Cologne, August 21, 2006 – On Friday, August 18, 2006, Sal. Oppenheim jr. & Cie. KGaA acting as Lead Manager and Sole Bookrunner, has fully exercised the Greenshoe option, granted in connection with the initial public offering of OVB Holding AG, to subscribe for up to 173,386 shares at the offer price (EUR 21 per share).
As a result, the total issue volume amounts to 3,030,514 shares. At the offer price, the total issue volume, including the Greenshoe shares, amounts to approximately EUR 63.6 million. With the exercise of the Greenshoe option, the stabilization period ends. No stabilization measures were undertaken by Sal. Oppenheim jr. & Cie. KGaA as stabilization manager during the stabilization period. The shares for the exercise of the Greenshoe option were provided by some shareholders from participation program and the company (68,267 shares from the participtation program, 105,119 shares from the company). The free float amounts to approximately 21.3% of the share capital of OVB Holding AG.
OVB Holding AG is listed at Frankfurt Stock Exchange´s Prime Standard, since July 21, 2006.
This information constitutes neither an offer to sell nor a solicitation to buy or subscribe to securities. Any such offer is made solely by means of and on the basis of the German Securities Prospectus published and registered with the German Financial Supervisory Authority (BaFin), including its German Supplements.
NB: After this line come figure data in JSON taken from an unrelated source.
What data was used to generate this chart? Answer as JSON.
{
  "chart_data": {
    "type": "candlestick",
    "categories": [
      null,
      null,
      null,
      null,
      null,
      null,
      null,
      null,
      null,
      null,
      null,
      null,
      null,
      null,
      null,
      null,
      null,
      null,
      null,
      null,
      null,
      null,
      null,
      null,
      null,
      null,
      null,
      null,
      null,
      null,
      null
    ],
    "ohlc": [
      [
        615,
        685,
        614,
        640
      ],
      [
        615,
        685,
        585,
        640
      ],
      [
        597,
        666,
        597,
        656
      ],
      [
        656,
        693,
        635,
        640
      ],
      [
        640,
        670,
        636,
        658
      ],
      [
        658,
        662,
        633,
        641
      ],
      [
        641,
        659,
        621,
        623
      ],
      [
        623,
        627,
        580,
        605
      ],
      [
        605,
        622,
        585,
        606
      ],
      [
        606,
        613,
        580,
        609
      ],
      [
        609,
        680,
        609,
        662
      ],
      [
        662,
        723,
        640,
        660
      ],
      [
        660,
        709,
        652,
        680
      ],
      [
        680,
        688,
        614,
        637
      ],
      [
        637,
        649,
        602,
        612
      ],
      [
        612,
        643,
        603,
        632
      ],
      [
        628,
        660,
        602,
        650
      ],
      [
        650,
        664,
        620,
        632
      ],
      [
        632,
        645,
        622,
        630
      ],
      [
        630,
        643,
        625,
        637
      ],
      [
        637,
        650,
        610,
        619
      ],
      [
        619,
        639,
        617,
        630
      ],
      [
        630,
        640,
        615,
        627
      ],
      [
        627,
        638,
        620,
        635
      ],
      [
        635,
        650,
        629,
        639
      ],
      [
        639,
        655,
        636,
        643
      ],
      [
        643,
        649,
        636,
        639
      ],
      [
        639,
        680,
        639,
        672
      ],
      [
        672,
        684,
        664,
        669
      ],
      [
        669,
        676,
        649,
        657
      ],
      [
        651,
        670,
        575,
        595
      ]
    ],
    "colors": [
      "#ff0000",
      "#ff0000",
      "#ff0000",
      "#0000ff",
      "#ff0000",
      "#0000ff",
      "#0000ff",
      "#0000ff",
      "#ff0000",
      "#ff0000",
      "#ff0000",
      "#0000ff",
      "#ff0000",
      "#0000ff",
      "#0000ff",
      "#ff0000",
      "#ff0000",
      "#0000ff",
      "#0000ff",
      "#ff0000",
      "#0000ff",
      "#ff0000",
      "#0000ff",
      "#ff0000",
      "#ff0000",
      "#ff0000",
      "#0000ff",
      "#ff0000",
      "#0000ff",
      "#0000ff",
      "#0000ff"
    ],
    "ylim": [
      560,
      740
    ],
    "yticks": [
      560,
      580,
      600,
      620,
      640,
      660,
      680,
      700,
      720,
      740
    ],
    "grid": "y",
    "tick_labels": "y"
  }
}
Any investment decision concerning the securities of the issuer offered publicly should only be made on the basis of the German Securities Prospectus including its German Supplements. The German Securities Prospectus of July 10, 2006, approved on July 10, 2006 and its German Supplement approved by BaFin on July 14, 2006, are available free of charge from the Listing Authority at the Frankfurt Stock Exchange, the issuer, the syndicate of banks as well as on the Internet at www.ovb.ag.
The information contained herein is not for publication or distribution in the United States. The material set forth herein is for informational purposes only and is not intended, and should not be construed, as an offer of securities for sale into the United States. The securities of the issuer described herein have not been and will not be registered under the U.S. Securities Act of 1933, as amended (the 'Securities Act'), or the laws of any state, and may not be offered or sold within the United States, except pursuant to an exemption from, or in a transaction not subject to, the registration requirements of the Securities Act and applicable state laws. No money, securities or other consideration is being solicited and, if sent in response to the information contained herein, will not be accepted.